L'enquête criminelle de René Vassiliev nous tient en haleine avec l’accumulation des cadavres et ses nombreux rebondissements. Lemaitre joue en virtuose de sa plume ironique et caustique. Il nous présente une galerie foisonnante de personnages superbement ficelés dont cette protagoniste à la fois immorale, violente et cruelle ! Les dessins de Dominique Monféry (dont une couverture très réussie) avec son style semi caricatural fait merveille et apporte une plus-value au scénario.

La nuit des lanternes
Une BD de Jean-Étienne (scénario, dessin et couleurs) chez Delcourt, 184 pages.

Premier album du scénariste, dessinateur et coloriste Jean-Étienne, « La Nuit des Lanternes » est un récit graphiquement époustouflant entre drame et fantastique.
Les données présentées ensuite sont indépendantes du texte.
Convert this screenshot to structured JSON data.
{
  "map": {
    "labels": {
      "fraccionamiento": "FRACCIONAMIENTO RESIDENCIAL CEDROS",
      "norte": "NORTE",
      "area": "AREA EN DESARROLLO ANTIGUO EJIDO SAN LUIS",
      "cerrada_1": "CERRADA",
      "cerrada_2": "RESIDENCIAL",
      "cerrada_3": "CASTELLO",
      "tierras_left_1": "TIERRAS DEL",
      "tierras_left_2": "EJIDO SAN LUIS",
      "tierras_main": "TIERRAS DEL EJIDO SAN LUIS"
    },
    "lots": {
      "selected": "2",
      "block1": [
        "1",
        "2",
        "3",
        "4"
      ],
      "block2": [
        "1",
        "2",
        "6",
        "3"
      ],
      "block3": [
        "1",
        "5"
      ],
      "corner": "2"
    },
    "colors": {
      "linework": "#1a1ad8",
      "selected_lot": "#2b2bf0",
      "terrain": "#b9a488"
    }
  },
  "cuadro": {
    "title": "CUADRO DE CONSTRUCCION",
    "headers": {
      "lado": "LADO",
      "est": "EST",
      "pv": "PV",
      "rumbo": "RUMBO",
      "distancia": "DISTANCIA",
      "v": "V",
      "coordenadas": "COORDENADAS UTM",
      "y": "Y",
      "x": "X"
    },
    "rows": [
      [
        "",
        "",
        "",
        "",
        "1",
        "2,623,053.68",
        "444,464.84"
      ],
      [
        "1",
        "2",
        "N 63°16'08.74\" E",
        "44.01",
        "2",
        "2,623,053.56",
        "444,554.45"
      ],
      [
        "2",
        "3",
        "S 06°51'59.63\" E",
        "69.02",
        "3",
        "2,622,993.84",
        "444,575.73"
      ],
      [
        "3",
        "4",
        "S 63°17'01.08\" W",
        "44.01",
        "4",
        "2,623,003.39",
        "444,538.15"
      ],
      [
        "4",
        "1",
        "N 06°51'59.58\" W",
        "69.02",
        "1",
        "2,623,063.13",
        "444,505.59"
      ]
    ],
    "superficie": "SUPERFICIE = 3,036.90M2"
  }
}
L'auteur est parti du postulat suivant : « les émotions non exprimées nous brûlent de l'intérieur ». Il a donc cherché à matérialiser cette image et a trouvé l'idée de lanternes surnaturelles à allumer pour éclairer les zones d’ombres familiales et chasser le monstre ardent. Il ignorait alors l’existence d’une légende chinoise faisant état de la colère d'un dieu qui menaçait d'incendier la capitale, mais fut dupé par les habitants grâce à un subterfuge consistant à allumer des lanternes pour lui faire croire que la ville était en feu.

Après plusieurs années d'absence suite au traumatisme causé par le décès de son père dans un incendie, une jeune femme nommée Éloane revient sur son île natale pour le festival des lanternes espérant renouer avec sa famille : une mère autoritaire, agressive et fermée et un petit frère mutique qui ne parle plus qu'à travers son téléphone. Elle comprend immédiatement que son retour ravive de mauvais souvenirs, des rancœurs et des regrets, ainsi que de la colère et de la tristesse. Cette fête annuelle perpétue un rite au cours duquel les insulaires déposent leurs lanternes au pied d'une statue représentant une entité surnaturelle. En cours de soirée des tensions éclatent à nouveau entre mère et fille et les festivités vont virer au cauchemar et prendre une tournure inattendue lorsque - de rage - Éloane brise sa lanterne allumée et réveille une créature ancestrale.

Jean-Étienne livre avec cet ouvrage un polar intimiste. Il emploie ici l'argument du fantastique comme catalyseur des troubles familiaux. Le récit proposé est sans réelle surprise, mais se révèle solide et ne souffre d'aucun temps mort. L’histoire n'est qu'un prétexte pour nous parler des liens compliqués tissés entre les personnages, ainsi qu’une réflexion sur le deuil et le pardon. Le traitement de l’intrigue finale laisse un goût d’inachevé et le sentiment que le potentiel narratif n'est pas totalement exploité.

Le dessinateur travaille entièrement en numérique sur un IPad Pro avec le logiciel japonais « Clip Studio Paint ». Son graphisme et le choix d'une palette restreinte de couleurs servent bien le récit et amènent cette atmosphère très particulière.